狂ってしまう前にレオの声が耳に届いた。鬱陶しい虫とは・・・?あの世にも恐ろしいゴキちゃんのことだろうか。レオは虫が苦手なのかなどという思考を勝手に巡らせ、レオの弱点は虫だと勝手に私の脳が決めつけてしまった。

「それはそうと自分のスマホ見てみなよ」

「携帯?」

レオに言われた通り私は自分のスマホを見てみる。画面には"不在着信104件"という文字が表示されていた。その文字に私の全身の血が一気に引いた。

「ヤバイ・・・絶対凌太だ。こ、殺される・・・」

そう呟いた直後、携帯の着信音が部屋に響いた。勿論その着信音を発しているのは私の携帯だ。凌太という名前が携帯画面に表示されると共に鳴り響く着信音は私にとって死へと近づいていく不吉なメロディーだった。

「お疲れ様でーす」

汗だくになっている私に思いやる心なんてレオにはない。まるで他人事の様に思っている・・・いや、確かにレオからしてみれば他人事だけども。
レオは鞄を持って学園へと登校しようとする。が、それは叶わなかった。

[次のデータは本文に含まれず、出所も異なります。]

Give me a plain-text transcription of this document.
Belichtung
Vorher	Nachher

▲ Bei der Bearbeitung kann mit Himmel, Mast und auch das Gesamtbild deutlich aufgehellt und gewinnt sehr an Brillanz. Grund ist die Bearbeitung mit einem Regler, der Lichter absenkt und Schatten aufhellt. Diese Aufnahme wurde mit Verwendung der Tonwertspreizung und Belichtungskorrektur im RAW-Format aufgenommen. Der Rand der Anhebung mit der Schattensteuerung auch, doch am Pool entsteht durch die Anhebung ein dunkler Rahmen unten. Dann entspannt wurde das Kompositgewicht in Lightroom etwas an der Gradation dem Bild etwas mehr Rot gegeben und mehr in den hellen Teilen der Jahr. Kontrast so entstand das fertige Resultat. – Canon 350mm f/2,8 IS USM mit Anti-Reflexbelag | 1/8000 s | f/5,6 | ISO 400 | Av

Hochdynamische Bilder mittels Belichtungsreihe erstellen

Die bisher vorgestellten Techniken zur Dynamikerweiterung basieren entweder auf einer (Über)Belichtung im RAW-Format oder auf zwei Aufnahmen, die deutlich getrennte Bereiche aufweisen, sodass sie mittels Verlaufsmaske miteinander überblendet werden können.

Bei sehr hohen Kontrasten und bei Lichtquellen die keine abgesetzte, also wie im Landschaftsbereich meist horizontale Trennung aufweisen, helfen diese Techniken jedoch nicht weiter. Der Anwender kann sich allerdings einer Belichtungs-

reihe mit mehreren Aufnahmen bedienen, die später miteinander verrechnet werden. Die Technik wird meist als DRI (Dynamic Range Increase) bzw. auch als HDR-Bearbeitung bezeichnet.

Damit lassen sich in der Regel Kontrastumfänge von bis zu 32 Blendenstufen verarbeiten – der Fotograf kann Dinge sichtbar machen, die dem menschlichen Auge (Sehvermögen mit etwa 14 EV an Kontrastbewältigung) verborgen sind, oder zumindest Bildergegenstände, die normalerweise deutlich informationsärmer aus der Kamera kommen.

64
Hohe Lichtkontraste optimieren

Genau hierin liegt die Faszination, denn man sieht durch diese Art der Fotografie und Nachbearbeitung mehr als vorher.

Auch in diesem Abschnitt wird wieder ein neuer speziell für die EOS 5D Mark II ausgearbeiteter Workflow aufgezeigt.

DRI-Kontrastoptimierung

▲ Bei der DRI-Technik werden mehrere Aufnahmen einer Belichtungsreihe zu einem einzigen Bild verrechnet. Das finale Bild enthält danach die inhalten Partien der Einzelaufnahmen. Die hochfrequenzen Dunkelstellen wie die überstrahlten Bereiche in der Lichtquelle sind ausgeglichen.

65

レオが玄関の目の前に来ると同時に玄関の扉が開いた。扉を開けた人物は凌太だ。私はその姿に一瞬ぎょっとしたが凌太は目の前のレオには目もくれず、土足のまま私の元へと走ってきた。

「巳鶴!」

私の名前を叫びながら勢いよく抱きついてくると耳元で暴言を連呼する。

「馬鹿・・・馬鹿!禿げアホちび貧乳!馬鹿!」

「なっ、貧乳は関係ない・・・」

「無事で良かった」

凌太の言葉が増えていけば増えていくほど私を抱く力も強くなっていった。そのため、連呼されていた暴言でさえも暖かく感じた。